Ties have been further strained by the UK offering visas to British National (Overseas) citizens and their close family members as well as Sunak’s statement earlier this year that China “poses the biggest challenge of our age to global security and prosperity.”
At the same time, the prime minister still hopes to do business with the Chinese. Huawei may be out of our 5G network, but we’re not as gung-ho on ‘decoupling’ or ‘derisking’ as the Americans.
Ultimately, Sunak wants to address UK-China relations without too many people noticing. And that’s because he has a party management problem. The Conservative benches are packed with China hawks who would rather Britain have nothing to do with the country.
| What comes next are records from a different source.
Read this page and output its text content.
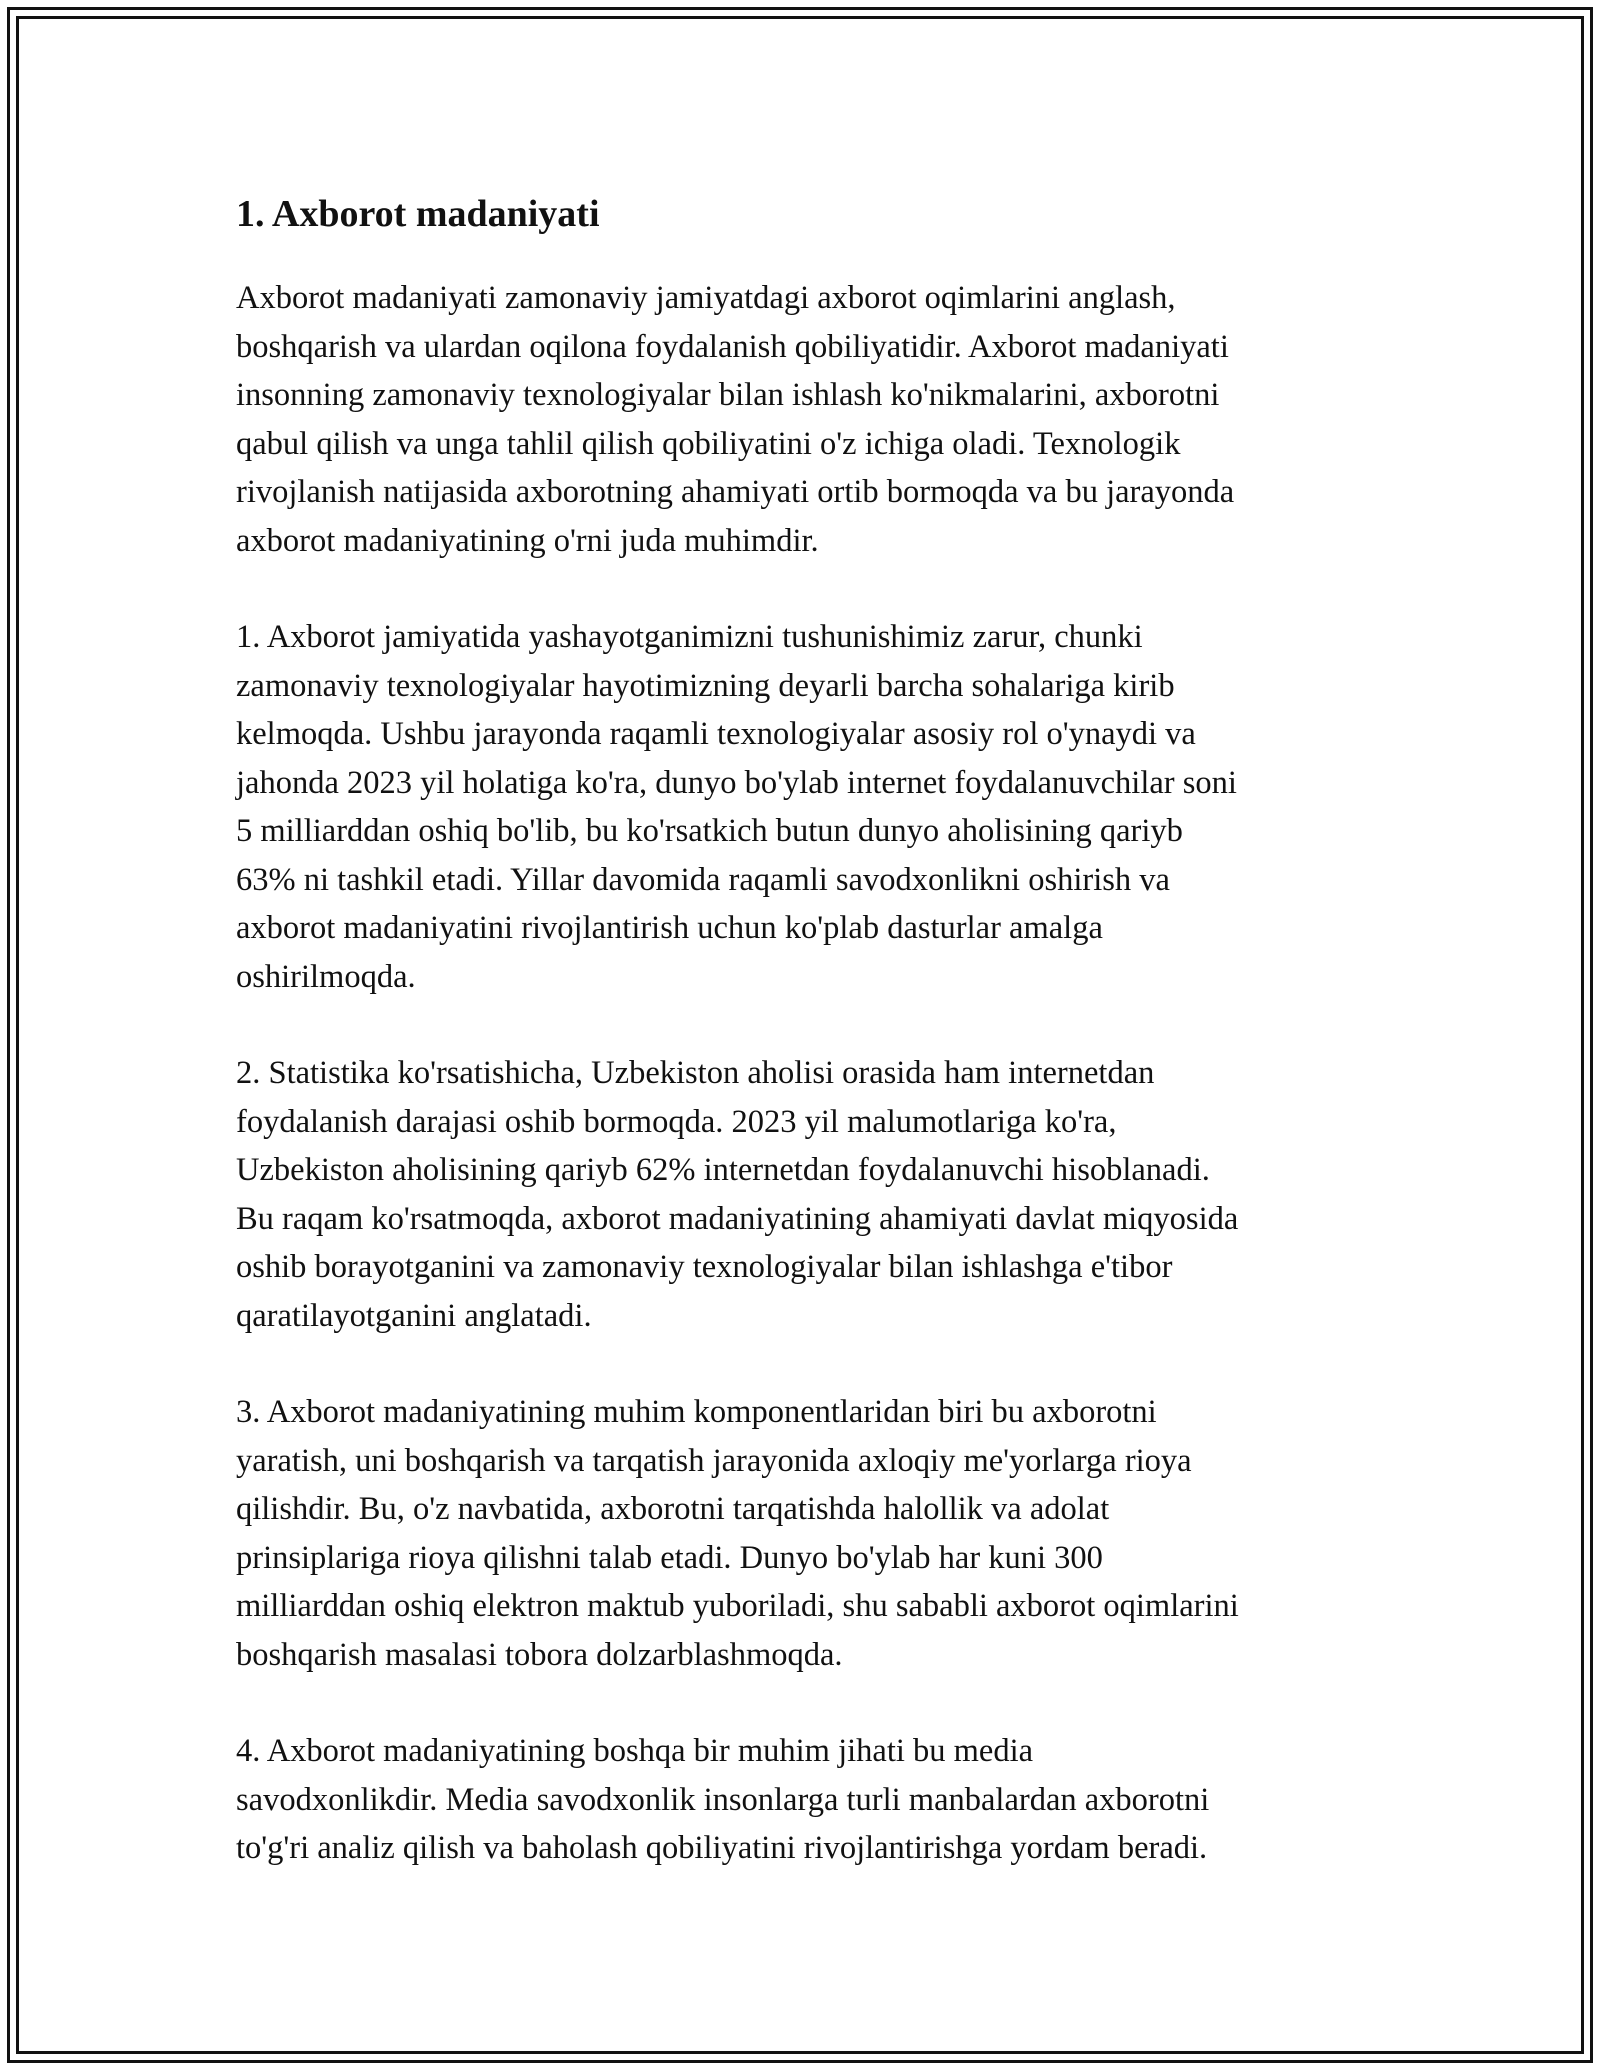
1. Axborot madaniyati

Axborot madaniyati zamonaviy jamiyatdagi axborot oqimlarini anglash,
boshqarish va ulardan oqilona foydalanish qobiliyatidir. Axborot madaniyati
insonning zamonaviy texnologiyalar bilan ishlash ko'nikmalarini, axborotni
qabul qilish va unga tahlil qilish qobiliyatini o'z ichiga oladi. Texnologik
rivojlanish natijasida axborotning ahamiyati ortib bormoqda va bu jarayonda
axborot madaniyatining o'rni juda muhimdir.

1. Axborot jamiyatida yashayotganimizni tushunishimiz zarur, chunki
zamonaviy texnologiyalar hayotimizning deyarli barcha sohalariga kirib
kelmoqda. Ushbu jarayonda raqamli texnologiyalar asosiy rol o'ynaydi va
jahonda 2023 yil holatiga ko'ra, dunyo bo'ylab internet foydalanuvchilar soni
5 milliarddan oshiq bo'lib, bu ko'rsatkich butun dunyo aholisining qariyb
63% ni tashkil etadi. Yillar davomida raqamli savodxonlikni oshirish va
axborot madaniyatini rivojlantirish uchun ko'plab dasturlar amalga
oshirilmoqda.

2. Statistika ko'rsatishicha, Uzbekiston aholisi orasida ham internetdan
foydalanish darajasi oshib bormoqda. 2023 yil malumotlariga ko'ra,
Uzbekiston aholisining qariyb 62% internetdan foydalanuvchi hisoblanadi.
Bu raqam ko'rsatmoqda, axborot madaniyatining ahamiyati davlat miqyosida
oshib borayotganini va zamonaviy texnologiyalar bilan ishlashga e'tibor
qaratilayotganini anglatadi.

3. Axborot madaniyatining muhim komponentlaridan biri bu axborotni
yaratish, uni boshqarish va tarqatish jarayonida axloqiy me'yorlarga rioya
qilishdir. Bu, o'z navbatida, axborotni tarqatishda halollik va adolat
prinsiplariga rioya qilishni talab etadi. Dunyo bo'ylab har kuni 300
milliarddan oshiq elektron maktub yuboriladi, shu sababli axborot oqimlarini
boshqarish masalasi tobora dolzarblashmoqda.

4. Axborot madaniyatining boshqa bir muhim jihati bu media
savodxonlikdir. Media savodxonlik insonlarga turli manbalardan axborotni
to'g'ri analiz qilish va baholash qobiliyatini rivojlantirishga yordam beradi.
And so his dispatching of Cleverly appears to be an attempt to find a middle way in managing ties with the Middle Kingdom. It may end up pleasing no one.
In the comment pages, Guto Harri says Keir Starmer is no Tony Blair... so what’s the point of getting rid of Rishi Sunak? While Met Commissioner Sir Mark Rowley warns that even as the force changes, we will see more ghastly cases coming to light.
And finally, something strange is happening. An incredible opening day of the US Open with all seven Brits winning without dropping a set.